来自脱脂三文鱼鱼骨的鱼蛋白水解物的生物活性。

Bioactivities of fish protein hydrolysates from defatted salmon backbones.

作者信息

Slizyte Rasa, Rommi Katariina, Mozuraityte Revilija, Eck Peter, Five Kathrine, Rustad Turid

机构信息

SINTEF Fisheries and Aquaculture, Norway.

VTT Technical Research Centre of Finland Ltd, Finland.

出版信息

Biotechnol Rep (Amst). 2016 Aug 30;11:99-109. doi: 10.1016/j.btre.2016.08.003. eCollection 2016 Sep.

DOI:10.1016/j.btre.2016.08.003

PMID:28352546

原文链接:https://pmc.ncbi.nlm.nih.gov/articles/PMC5042338/

Abstract

Bioactivities of bulk fish protein hydrolysates (FPH) from defatted salmon backbones obtained with eight different commercial enzymes and their combinations were tested. All FPH showed antioxidative activity . DPPH scavenging activity increased, while iron chelating ability decreased with increasing time of hydrolysis. All FPH showed ACE inhibiting effect which depended on type of enzyme and increased with time of hydrolysis. The highest effect was found for FPH produced with Trypsin. Bromelain + Papain hydrolysates reduced the uptake of radiolabelled glucose into CaCo-2 cells, a model of human enterocytes, indicating a potential antidiabetic effect of FPH. FPH obtained by Trypsin, Bromelain + Papain and Protamex showed the highest ACE inhibitory, cellular glucose transporter (GLUT/SGLT) inhibitory and antioxidative activities, respectively. Correlation was observed between the measured bioactivities, degree of hydrolysis and molecular weight profiles, supporting prolonged hydrolysis to obtain high bioactivities.

摘要

对用八种不同商业酶及其组合从脱脂鲑鱼骨中获得的块状鱼蛋白水解物（FPH）的生物活性进行了测试。
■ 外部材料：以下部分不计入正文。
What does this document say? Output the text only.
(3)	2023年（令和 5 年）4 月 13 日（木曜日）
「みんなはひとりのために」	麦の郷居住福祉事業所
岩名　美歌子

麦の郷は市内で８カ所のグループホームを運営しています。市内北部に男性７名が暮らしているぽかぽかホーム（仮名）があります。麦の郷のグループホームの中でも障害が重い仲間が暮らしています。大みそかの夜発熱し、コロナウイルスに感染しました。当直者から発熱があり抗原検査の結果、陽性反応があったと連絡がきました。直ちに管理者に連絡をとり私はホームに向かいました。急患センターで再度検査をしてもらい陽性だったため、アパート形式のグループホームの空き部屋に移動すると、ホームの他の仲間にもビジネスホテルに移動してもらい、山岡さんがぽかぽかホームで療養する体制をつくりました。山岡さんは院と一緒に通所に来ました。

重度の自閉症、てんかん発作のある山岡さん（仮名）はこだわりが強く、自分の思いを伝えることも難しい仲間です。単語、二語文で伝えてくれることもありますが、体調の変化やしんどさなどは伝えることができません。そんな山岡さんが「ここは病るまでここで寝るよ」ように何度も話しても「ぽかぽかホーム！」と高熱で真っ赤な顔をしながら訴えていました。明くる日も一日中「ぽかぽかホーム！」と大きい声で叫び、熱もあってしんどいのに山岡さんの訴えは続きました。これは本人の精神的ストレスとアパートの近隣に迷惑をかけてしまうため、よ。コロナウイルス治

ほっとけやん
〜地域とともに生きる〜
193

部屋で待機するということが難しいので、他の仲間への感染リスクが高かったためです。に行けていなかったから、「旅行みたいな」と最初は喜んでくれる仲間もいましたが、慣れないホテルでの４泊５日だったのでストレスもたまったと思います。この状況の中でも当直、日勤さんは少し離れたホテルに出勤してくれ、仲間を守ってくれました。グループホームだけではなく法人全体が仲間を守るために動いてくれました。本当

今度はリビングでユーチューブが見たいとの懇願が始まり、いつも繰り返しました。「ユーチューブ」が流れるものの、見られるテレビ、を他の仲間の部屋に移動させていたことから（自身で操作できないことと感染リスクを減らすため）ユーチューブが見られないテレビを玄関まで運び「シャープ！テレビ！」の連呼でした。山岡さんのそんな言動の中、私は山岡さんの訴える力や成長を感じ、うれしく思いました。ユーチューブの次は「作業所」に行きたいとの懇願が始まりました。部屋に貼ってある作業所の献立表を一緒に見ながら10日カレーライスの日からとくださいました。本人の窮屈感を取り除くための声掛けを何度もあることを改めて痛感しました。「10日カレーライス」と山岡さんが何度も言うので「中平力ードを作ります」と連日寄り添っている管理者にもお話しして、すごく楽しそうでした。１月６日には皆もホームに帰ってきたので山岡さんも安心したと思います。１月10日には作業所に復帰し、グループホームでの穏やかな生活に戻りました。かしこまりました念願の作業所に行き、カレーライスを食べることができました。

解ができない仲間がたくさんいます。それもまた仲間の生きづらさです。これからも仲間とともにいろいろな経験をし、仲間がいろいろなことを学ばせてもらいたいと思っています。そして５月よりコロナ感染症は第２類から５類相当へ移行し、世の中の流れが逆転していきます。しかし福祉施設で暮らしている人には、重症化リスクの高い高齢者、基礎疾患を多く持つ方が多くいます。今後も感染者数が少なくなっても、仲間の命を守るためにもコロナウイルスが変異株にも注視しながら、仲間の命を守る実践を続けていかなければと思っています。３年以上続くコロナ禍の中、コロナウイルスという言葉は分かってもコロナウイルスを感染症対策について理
所有FPH均表现出抗氧化活性。随着水解时间的增加，DPPH清除活性增加，而铁螯合能力下降。所有FPH均表现出ACE抑制作用，该作用取决于酶的类型，并随水解时间的增加而增强。胰蛋白酶产生的FPH效果最佳。菠萝蛋白酶 + 木瓜蛋白酶水解物减少了放射性标记葡萄糖进入人肠细胞模型CaCo-2细胞的摄取，表明FPH具有潜在的抗糖尿病作用。胰蛋白酶、菠萝蛋白酶 + 木瓜蛋白酶和Protamex获得的FPH分别表现出最高的ACE抑制、细胞葡萄糖转运蛋白（GLUT/SGLT）抑制和抗氧化活性。在所测生物活性、水解程度和分子量分布之间观察到相关性，支持延长水解以获得高生物活性。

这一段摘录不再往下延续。